I rarely attend professional football matches and haven’t played for a few year s now. Of course when I say ‘play,’ I use it in its loosest possible sense, as in ‘playing dead.’ And, although the players are young enough to be my sons, I still harbour the dream that I will yet have my chance to play for Liverpool’s first team. Utter lack of talent notwithstanding.
Tonight was a local derby. Both teams near the top of the table; fierce rivals and fighting it out for a Cup place and, no doubt, looking for opportunities to beat seven bells out of each other at the local pubs later.
Two things struck me. The first, as I’ve already alluded, was the age and confidence of the players. They looked really really young. I know this is all to do with perspective and that the man in his odd brown coat and ridiculous scarf probably looked very old from the pitch. Still even worlds apart as we are I could understand why they swaggered like gods. In spite of the unbridled abuse they suffered from the opposition supporters and as frequently, their own, these boys were in dreamland: earning an unimaginable amount of money, for playing a game, that merely exploits a natural talent, to the adoration of thousands of strangers in and out of the ground. You could see their invincibility, coating them in diamond-encrusted honey. However short-lived, superficial and unjustified it might be, I felt a pang of envy. Maybe they, seeing the middle-aged man hunched in the stands, were envious too - envious of my simple life and my multicoloured scarf.
My other observation, or more accurately, experience of the match was the fans’ vitriol. Specifically one fan. The one sitting directly behind me. Now I can cuss with the best of them. Why only last week, I uttered ‘Damn and blast!’ in an unguarded moment. But this man, this man, swore so astonishingly aggressively I genuinely thought I had met Mr Tourettes himself. His language was so blue I wondered if he was coughing up paint. And the slightest incident would rouse him to the vilest tirades.

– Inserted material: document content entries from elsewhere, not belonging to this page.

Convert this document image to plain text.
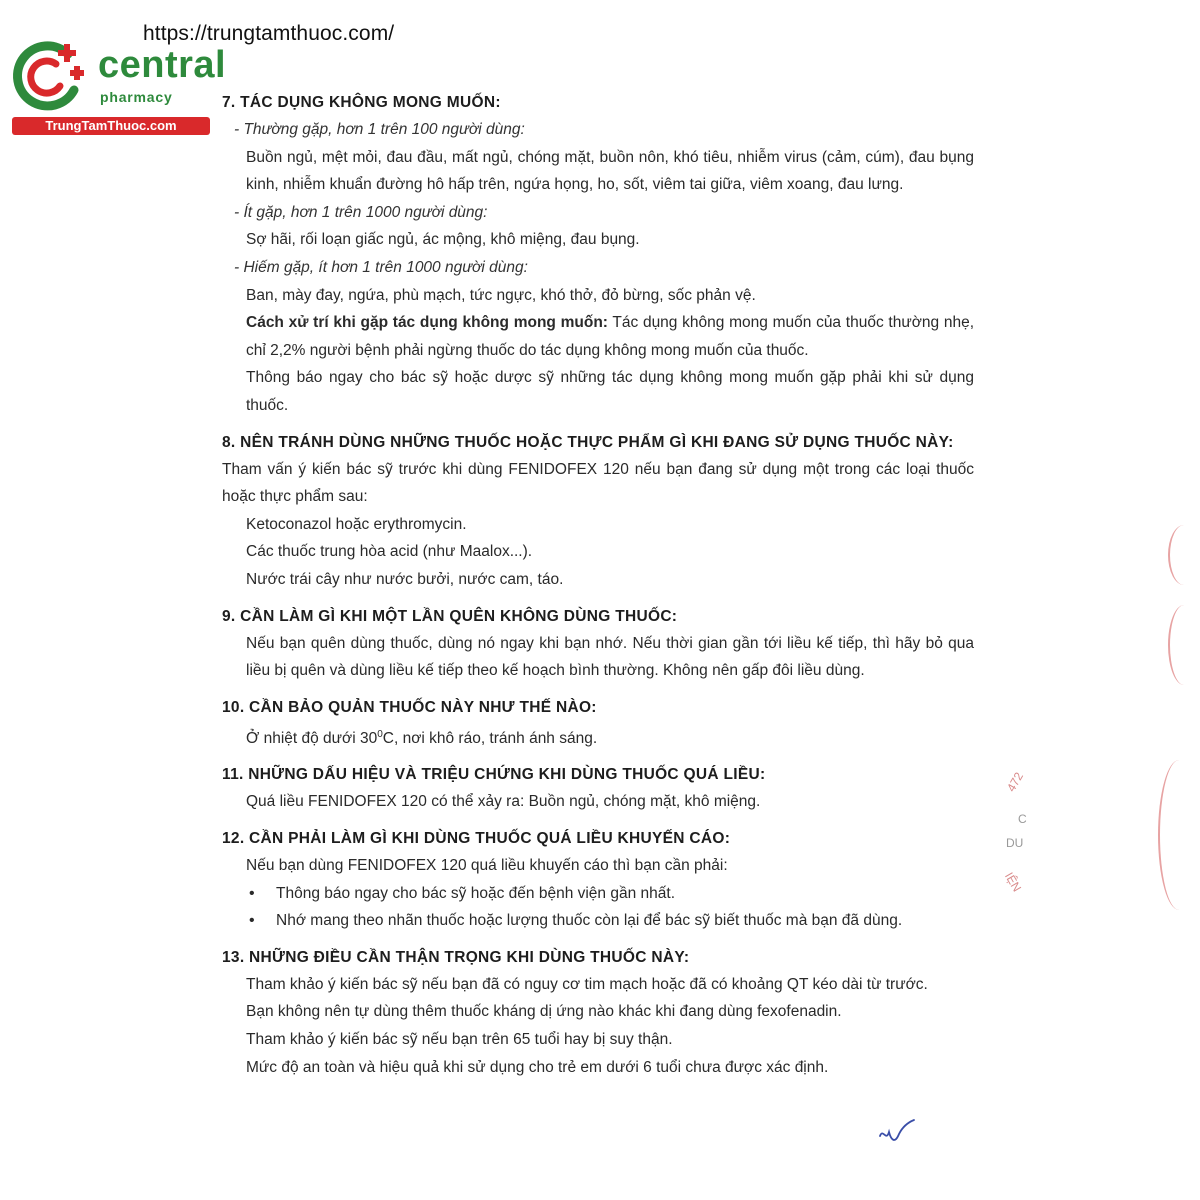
https://trungtamthuoc.com/
central
pharmacy
TrungTamThuoc.com
7. TÁC DỤNG KHÔNG MONG MUỐN:
- Thường gặp, hơn 1 trên 100 người dùng:
Buồn ngủ, mệt mỏi, đau đầu, mất ngủ, chóng mặt, buồn nôn, khó tiêu, nhiễm virus (cảm, cúm), đau bụng kinh, nhiễm khuẩn đường hô hấp trên, ngứa họng, ho, sốt, viêm tai giữa, viêm xoang, đau lưng.
- Ít gặp, hơn 1 trên 1000 người dùng:
Sợ hãi, rối loạn giấc ngủ, ác mộng, khô miệng, đau bụng.
- Hiếm gặp, ít hơn 1 trên 1000 người dùng:
Ban, mày đay, ngứa, phù mạch, tức ngực, khó thở, đỏ bừng, sốc phản vệ.
Cách xử trí khi gặp tác dụng không mong muốn: Tác dụng không mong muốn của thuốc thường nhẹ, chỉ 2,2% người bệnh phải ngừng thuốc do tác dụng không mong muốn của thuốc.
Thông báo ngay cho bác sỹ hoặc dược sỹ những tác dụng không mong muốn gặp phải khi sử dụng thuốc.
8. NÊN TRÁNH DÙNG NHỮNG THUỐC HOẶC THỰC PHẨM GÌ KHI ĐANG SỬ DỤNG THUỐC NÀY:
Tham vấn ý kiến bác sỹ trước khi dùng FENIDOFEX 120 nếu bạn đang sử dụng một trong các loại thuốc hoặc thực phẩm sau:
Ketoconazol hoặc erythromycin.
Các thuốc trung hòa acid (như Maalox...).
Nước trái cây như nước bưởi, nước cam, táo.
9. CẦN LÀM GÌ KHI MỘT LẦN QUÊN KHÔNG DÙNG THUỐC:
Nếu bạn quên dùng thuốc, dùng nó ngay khi bạn nhớ. Nếu thời gian gần tới liều kế tiếp, thì hãy bỏ qua liều bị quên và dùng liều kế tiếp theo kế hoạch bình thường. Không nên gấp đôi liều dùng.
10. CẦN BẢO QUẢN THUỐC NÀY NHƯ THẾ NÀO:
Ở nhiệt độ dưới $30^0C$, nơi khô ráo, tránh ánh sáng.
11. NHỮNG DẤU HIỆU VÀ TRIỆU CHỨNG KHI DÙNG THUỐC QUÁ LIỀU:
Quá liều FENIDOFEX 120 có thể xảy ra: Buồn ngủ, chóng mặt, khô miệng.
12. CẦN PHẢI LÀM GÌ KHI DÙNG THUỐC QUÁ LIỀU KHUYẾN CÁO:
Nếu bạn dùng FENIDOFEX 120 quá liều khuyến cáo thì bạn cần phải:
• Thông báo ngay cho bác sỹ hoặc đến bệnh viện gần nhất.
• Nhớ mang theo nhãn thuốc hoặc lượng thuốc còn lại để bác sỹ biết thuốc mà bạn đã dùng.
13. NHỮNG ĐIỀU CẦN THẬN TRỌNG KHI DÙNG THUỐC NÀY:
Tham khảo ý kiến bác sỹ nếu bạn đã có nguy cơ tim mạch hoặc đã có khoảng QT kéo dài từ trước.
Bạn không nên tự dùng thêm thuốc kháng dị ứng nào khác khi đang dùng fexofenadin.
Tham khảo ý kiến bác sỹ nếu bạn trên 65 tuổi hay bị suy thận.
Mức độ an toàn và hiệu quả khi sử dụng cho trẻ em dưới 6 tuổi chưa được xác định.
472
C
DU
IỆN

But it wasn’t his language that upset me, Man of the World, that I am. It wasn’t even the unreasonableness of it, lack of imagination or poor sentence structure. No. The thing to which I objected was how he spat his obscenities. Literally spat them. It was as though I had an industrial crop sprinkler a couple of inches from my neck. I felt every syllable. Every single one. By half time I had a trickle of another man’s saliva dripping down my collar. It’s never a pleasant experience. I know that others might disagree, indeed I suspect there are large internet communities dedicated to this very phenomenon but it’s not my cup of tea. In fact, I’ve not felt it since foolishly rescuing an anaesthetised Colombian priest from a dentist’s chair in Ghent. But at least he had the good manners to offer a complementary exorcism afterwards.
I know what you’re thinking. I’m a tough guy. Intimidating. Daunting. Frightening, even. Especially in the tweed coat I wore tonight. Surely I simply socked the hobbledehoy and thought no more about it. But this isn’t Serbia. And I had my gloves on.
No, I respected his right to scream foul language inches from my ear, and to drench all those in the seats in front of him. I took the only course of action that was reasonable. I put my collar up.